Nurse Olga Dutka gives Pamela Weltman, 74, who suffers lung issues, her Pfizer-BioNTech Covid-19 booster shot at Hartford Hospital in Hartford, Connecticut on August 24, 2021. (Photo: AFP)

Approval for boosters for all three approved COVID-19 vaccines being administered in the US – Pfizer, Moderna, and Johnson & Johnson — are expected to roll out mid-September, a person familiar with these plans, The Wall Street Journal reported Thursday.

The Food and Drug Administration (FDA) is reviewing data from vaccine manufacturers and other countries based on a six-month booster shot schedule, the person said.

The Biden administration and companies have said that there should be enough supply for boosters that they plan to begin distributing more widely on Sept 20. The US has purchased a combined 1 billion doses from Pfizer and Moderna, the Journal reported.

There is some evidence that the vaccines lose some potency after several months and the Delta variant of the coronavirus has infected more vaccinated people than previous strains, although most breakthrough infections are mild.

Preliminary studies show significant boosts to immune protections, but "that doesn't mean every patient needs to get a booster at six months," Leana Wen, a health policy professor at George Washington University, told the Journal.

The discussions about booster shots come as the US has more than 100,000 COVID-19 patients hospitalized, the first time that level has been reached since January. Nearly a third of those hospitalizations are in Florida and Texas, states with lower-than-average vaccination rates, large populations, and governors opposed to vaccine and mask requirements.

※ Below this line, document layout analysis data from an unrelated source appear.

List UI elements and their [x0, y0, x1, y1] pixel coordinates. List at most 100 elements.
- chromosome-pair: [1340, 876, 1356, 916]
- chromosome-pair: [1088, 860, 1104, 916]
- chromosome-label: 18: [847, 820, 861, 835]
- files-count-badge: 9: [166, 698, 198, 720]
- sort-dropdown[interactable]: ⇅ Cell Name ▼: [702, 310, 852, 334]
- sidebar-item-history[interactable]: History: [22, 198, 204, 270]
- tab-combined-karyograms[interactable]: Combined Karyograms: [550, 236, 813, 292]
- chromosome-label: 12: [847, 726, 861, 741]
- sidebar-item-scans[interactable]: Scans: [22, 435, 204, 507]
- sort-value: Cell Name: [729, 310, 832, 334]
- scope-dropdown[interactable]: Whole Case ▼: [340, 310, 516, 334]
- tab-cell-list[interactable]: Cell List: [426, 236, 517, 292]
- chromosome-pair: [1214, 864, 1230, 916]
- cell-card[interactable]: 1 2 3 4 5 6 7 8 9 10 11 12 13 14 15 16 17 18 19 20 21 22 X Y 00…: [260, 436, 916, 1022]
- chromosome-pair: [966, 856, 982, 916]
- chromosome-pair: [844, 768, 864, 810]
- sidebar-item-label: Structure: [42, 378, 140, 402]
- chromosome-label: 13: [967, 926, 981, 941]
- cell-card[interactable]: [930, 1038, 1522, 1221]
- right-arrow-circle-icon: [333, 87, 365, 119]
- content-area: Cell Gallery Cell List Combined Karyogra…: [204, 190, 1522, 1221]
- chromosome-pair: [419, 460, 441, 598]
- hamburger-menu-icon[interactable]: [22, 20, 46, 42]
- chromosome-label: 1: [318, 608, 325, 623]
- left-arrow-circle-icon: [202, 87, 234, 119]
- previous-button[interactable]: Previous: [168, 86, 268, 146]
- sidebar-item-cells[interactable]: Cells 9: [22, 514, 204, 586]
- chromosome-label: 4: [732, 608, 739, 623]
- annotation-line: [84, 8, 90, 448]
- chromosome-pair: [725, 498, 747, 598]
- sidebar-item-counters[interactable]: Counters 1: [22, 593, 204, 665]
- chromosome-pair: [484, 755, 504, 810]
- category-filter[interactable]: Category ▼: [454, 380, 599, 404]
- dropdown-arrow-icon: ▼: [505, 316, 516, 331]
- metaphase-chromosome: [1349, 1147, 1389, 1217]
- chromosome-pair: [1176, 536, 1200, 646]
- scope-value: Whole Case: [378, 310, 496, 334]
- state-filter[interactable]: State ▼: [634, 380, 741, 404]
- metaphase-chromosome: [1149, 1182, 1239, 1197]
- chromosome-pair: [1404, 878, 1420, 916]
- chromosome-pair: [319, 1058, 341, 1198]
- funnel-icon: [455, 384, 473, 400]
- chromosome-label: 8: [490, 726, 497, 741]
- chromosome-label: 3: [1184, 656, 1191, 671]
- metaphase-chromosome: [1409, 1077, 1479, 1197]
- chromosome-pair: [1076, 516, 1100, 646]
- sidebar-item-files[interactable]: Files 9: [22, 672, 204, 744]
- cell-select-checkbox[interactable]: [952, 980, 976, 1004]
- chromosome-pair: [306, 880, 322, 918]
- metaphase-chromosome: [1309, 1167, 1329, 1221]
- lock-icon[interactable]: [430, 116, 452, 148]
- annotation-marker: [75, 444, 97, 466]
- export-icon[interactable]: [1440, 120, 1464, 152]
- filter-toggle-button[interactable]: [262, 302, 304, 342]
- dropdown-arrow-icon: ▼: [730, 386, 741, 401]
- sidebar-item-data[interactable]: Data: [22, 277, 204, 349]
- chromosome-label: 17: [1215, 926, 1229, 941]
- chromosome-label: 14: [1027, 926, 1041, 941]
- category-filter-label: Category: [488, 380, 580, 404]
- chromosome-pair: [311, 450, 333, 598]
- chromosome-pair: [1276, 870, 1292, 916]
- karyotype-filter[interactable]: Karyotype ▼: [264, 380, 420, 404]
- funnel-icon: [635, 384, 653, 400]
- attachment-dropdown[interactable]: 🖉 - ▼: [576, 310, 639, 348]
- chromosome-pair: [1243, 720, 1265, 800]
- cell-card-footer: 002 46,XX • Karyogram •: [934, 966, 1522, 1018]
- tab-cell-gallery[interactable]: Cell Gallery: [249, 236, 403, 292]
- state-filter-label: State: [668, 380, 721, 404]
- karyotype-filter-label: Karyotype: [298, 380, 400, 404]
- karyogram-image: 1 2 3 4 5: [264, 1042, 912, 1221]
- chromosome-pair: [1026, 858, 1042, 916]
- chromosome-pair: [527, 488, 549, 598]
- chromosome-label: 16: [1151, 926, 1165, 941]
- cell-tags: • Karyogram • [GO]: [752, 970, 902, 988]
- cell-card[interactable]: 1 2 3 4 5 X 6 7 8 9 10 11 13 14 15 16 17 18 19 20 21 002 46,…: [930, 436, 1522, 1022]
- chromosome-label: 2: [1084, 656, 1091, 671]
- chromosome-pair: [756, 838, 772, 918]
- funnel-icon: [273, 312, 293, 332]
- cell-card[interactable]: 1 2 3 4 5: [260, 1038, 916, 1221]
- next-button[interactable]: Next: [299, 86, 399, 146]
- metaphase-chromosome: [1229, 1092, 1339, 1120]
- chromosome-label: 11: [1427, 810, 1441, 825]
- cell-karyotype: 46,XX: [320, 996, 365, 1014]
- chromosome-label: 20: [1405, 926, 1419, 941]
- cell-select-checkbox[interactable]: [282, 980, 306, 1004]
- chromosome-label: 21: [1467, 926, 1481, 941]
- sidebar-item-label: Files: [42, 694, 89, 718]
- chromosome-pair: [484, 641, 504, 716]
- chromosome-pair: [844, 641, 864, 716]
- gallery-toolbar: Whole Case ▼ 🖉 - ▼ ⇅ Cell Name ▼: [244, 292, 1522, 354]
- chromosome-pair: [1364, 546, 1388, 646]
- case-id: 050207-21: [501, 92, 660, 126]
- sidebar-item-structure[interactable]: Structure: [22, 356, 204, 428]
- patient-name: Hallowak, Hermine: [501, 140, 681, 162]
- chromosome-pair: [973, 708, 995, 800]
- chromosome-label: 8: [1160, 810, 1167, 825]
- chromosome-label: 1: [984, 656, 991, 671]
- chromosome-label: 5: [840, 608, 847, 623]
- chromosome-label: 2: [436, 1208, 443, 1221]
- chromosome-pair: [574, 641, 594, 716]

In Florida, the pandemic is worse now than it has ever been. As of Tuesday, Florida reported an average of 277 coronavirus deaths every day, a record for the state and by far the most in the US right now, The New York Times reported.

The average for new known cases reached 23,314 a day on the weekend, 30 percent higher than the state's previous peak in January, according to a Times' database. Hospitalizations in Florida have almost tripled in the past month, according to federal data.

Overall, 52 percent of Floridians are fully vaccinated, but the figure is less than 30 percent in some of the state's hardest-hit counties. Even with more than 17,200 people hospitalized with the coronavirus across Florida, Republican Governor Ron DeSantis has held firm on banning vaccine and mask mandates.

Illinois Democratic Governor J.B. Pritzker on Thursday ordered a statewide indoor mask requirement and required that all educators be vaccinated or face regular testing.

The indoor mask mandate applies to all Illinois residents age 2 and older will begin on Monday. Pritzker also announced that all PreK-12 public school teachers and staff, all higher-education personnel and students, and health-care workers in a variety of settings must be vaccinated against COVID-19 by Sept 5 or face regular testing requirements.

"My number one concern is right now keeping the health care system available, not just for people who may get Covid but for people who have other problems and are taken to the hospital," he said at a news conference on Thursday.

From January to July, 98 percent of COVID-19 cases, 96 percent of hospitalizations and 95 percent of deaths were among unvaccinated, Pritzker said. The governor said the regions with the fewest number of vaccinated individuals are the same regions with "fewer hospitals and lower hospital capacity" and those communities are being hit the hardest.

Illinois reported a seven-day average of 3,547 cases on Wednesday, more than three times the average cases reported one month ago. About 59 percent of Illinois residents 12 and older are fully vaccinated, slightly below the national average, according to the US Centers for Disease Control and Prevention.